Hacker News

Have nee dealing with this in an area that requires insane attention: payments. It's strange feeling when you architect a system, all the invariants, all the fundamentals, all the guardrails, then implement the scaffolding in self documenting code, so the LLM has no way to build other than correctly, but you then see what it tries to do and it's WTF.

It all seems to behave correctly and then you run your test suite, and your e2e tests start failing in weirs ways, a few but not many accounting discrepancies, and everything else passes. You spend a lot of time asking it to explain what's happening, you give it the data to browse, and it keeps giving you very plausible explanations of "found the issue, the data shows this clearly, there fore the bug is here, all I need to do is fix this thing", and it does this, and it still fails.

When you open the hood, man, the code salad, the 100s of unnecessary, and complex and duplicate abstractions, the stacked mistakes and lazy corrective attempts, the comment pollution that overrides your instructions across sessions.

You realize that there are things and concepts that it just cannot wrap it's "mind" around and you need to grab the wheel for a bit, make the corrections, remove all the comment litter, commit and then hand the wheel back and tell it to "look at the last commit so see what I mean. explain to me what you did wrong and update all documentation, memory and context with this new understanding".

So if you have no experience in the field, you won't even know how to test, how to find that there is an issue, the appearance of "working" and the AI's confidence will trip you in prod so hard.
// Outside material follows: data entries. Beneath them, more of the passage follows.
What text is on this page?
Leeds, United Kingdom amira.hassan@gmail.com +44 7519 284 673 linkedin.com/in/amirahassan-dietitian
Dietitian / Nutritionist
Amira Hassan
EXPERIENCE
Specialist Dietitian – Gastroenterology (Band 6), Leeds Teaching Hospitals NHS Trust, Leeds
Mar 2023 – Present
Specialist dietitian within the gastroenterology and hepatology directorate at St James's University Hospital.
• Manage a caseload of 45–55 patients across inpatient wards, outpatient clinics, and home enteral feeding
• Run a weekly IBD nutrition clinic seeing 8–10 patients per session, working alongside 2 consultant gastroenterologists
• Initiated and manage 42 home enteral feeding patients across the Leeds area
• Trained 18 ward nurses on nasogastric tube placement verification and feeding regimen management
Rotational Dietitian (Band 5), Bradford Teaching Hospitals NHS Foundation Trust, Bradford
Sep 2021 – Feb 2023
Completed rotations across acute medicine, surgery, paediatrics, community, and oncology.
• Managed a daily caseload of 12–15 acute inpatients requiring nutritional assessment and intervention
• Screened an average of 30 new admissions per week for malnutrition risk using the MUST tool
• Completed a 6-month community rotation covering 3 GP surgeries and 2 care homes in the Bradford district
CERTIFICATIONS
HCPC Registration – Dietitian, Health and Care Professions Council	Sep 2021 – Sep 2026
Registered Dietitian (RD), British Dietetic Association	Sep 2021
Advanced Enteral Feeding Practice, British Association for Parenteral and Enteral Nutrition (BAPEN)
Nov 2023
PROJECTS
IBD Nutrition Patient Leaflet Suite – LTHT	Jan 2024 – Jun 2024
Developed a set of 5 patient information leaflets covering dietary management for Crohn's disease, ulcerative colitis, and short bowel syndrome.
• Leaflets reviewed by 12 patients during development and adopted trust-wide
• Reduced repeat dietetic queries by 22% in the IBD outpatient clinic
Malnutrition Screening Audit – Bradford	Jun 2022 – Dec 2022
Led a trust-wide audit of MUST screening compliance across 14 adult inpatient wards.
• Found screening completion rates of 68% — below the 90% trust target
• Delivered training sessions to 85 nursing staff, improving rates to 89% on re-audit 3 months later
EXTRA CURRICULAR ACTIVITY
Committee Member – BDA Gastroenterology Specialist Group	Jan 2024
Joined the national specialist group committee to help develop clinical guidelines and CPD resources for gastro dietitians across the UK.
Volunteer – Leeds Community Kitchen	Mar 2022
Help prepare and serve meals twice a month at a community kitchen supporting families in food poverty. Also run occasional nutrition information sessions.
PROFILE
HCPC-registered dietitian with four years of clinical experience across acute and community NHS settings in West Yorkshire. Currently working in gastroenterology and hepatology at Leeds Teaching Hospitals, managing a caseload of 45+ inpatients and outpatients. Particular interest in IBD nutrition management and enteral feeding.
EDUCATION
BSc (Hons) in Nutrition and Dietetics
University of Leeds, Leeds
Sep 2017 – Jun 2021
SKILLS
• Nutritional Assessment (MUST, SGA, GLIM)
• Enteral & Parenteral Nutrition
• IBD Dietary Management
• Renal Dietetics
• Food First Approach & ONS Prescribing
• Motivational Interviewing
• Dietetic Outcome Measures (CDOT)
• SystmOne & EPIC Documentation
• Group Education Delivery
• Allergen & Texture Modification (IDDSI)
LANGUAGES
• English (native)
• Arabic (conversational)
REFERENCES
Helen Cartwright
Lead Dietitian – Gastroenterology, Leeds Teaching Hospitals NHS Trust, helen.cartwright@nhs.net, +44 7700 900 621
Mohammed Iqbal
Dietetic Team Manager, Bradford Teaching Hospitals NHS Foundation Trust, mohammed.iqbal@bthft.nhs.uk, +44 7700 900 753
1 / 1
In my experience Claude tends to immensely over complicate things and go for a complex abstraction scheme even when all it needs to do is two lines of code. Combined with its eagerness to just code and more importantly pay more attention to the last prompt causes it to do an insanely complex solution first and then patch things with half assed attempts. The whole ordeal results in a code that on an initial glance looks okay, but quickly breaks down and becomes unmanageable. A significant effort is needed to push back Claude’s tendencies, so I mainly find myself pushing back or looking for ways to write an initial prompt with enough guidance, but only Fable was following them properly, Opus simply acts like a rhino in a china shop.